The signatories also applaud the Manual’s “independence and objectivity,” but the climate science chapter ignored a swath of contradictory evidence. Following the chapter’s authors’ view that the IPCC is the untouchable gold standard, they don’t even mention experts’ attacks on the IPCC’s work. And some of that criticism is levied by our own government.
To be sure, the chapter’s authors recognize “the science is constantly evolving,” so they would permit IPCC criticism if — and only if — it came after the IPCC published its most recent report.
Put another way, the authors will allow courts to consider contrary studies if the IPCC hasn’t had a chance to debunk them yet. In their view, the IPCC may be late, but it’s never wrong.
So the chapter’s authors tell judges to afford most weight to the IPCC, admit non-peer reviewed studies if they are consistent with the IPCC, and pretend no scientists criticize the IPCC’s methodologies or conclusions.
There’s nothing independent or objective about IPCC sycophancy.
What’s more, the climate science chapter tells judges what the law is. The chapter’s authors spill considerable ink telling courts about “different types of climate lawsuits,” the “contours” of causation analysis in those cases, and even how Supreme Court cases support attribution science and its application to damages claims.
The signatories don’t explain how they peer reviewed these legal conclusions.
If that weren’t enough, the chapter’s authors tell courts what conclusions to reach. Without addressing any contrary evidence, they declare attribution methodology “unequivocally” established.
They lay out a three-step framework for courts to find causation.
And they tell judges to trust experts “quantify[ing] the contribution of anthropogenic forcing to specific damages, harms, and economic and noneconomic losses.”
So the chapter’s authors tell judges how to answer ultimate liability and remedy questions, too.
None of these issues is surprising. The chapter’s authors, Jessica Wentz and Radley Horton, have written (along with a climate plaintiffs’ attorney) in support of climate-lawsuit plaintiffs.

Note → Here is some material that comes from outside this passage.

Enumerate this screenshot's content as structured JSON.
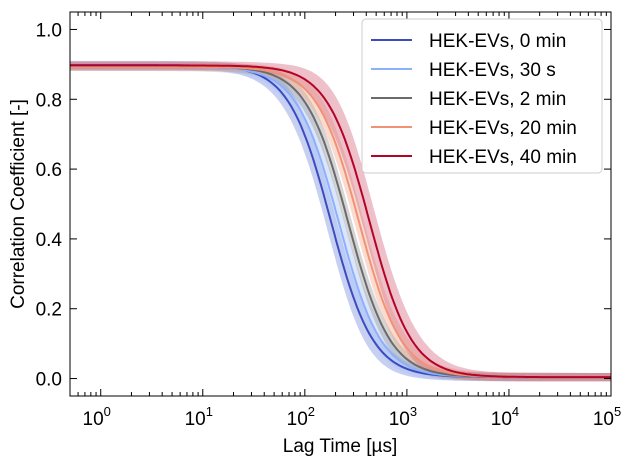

And one of the chapter’s authors has even encouraged filing such suits. Again, if “independence and objectivity” is the goal, the signatories backed the wrong horses.
The signatories’ concerns are misplaced.
They should be concerned that the climate science chapter was published in the first place.
They should be concerned that the biased climate science chapter mars their own published scientific work.
They should be concerned that the National Academy is watering down the scientific process by ignoring contrary evidence.
And they should be concerned that one-sided political theater and legal case explainers passed what they call an “extensive and rigorous peer review.” We would welcome the peer review team’s explanation of how they went about verifying the chapter’s authors’ take on Massachusetts v. EPA.
There, the Supreme Court narrowly decided that greenhouse gases fit the Clean Air Act’s broad definition of “air pollutant.” So the Court said the Environmental Protection Agency had to “decide whether greenhouse gases cause or contribute to climate change.” But the Court didn’t instruct EPA to make any particular finding.
The climate science chapter takes this case about statutory interpretation and regulatory authority and twists it into an affirmative argument in support of damages claims in climate litigation. Regardless of the chapter’s authors’ slant on this or any other case, one thing is clear: None of this discussion is about science.
The climate science chapter isn’t science at all. It’s a litigation playbook (complete with case law) packaged as settled scientific consensus.
The climate science chapter is an affront to the scientific community. The signatories should be demanding that the National Academies of Sciences, Engineering, and Medicine retract its publication.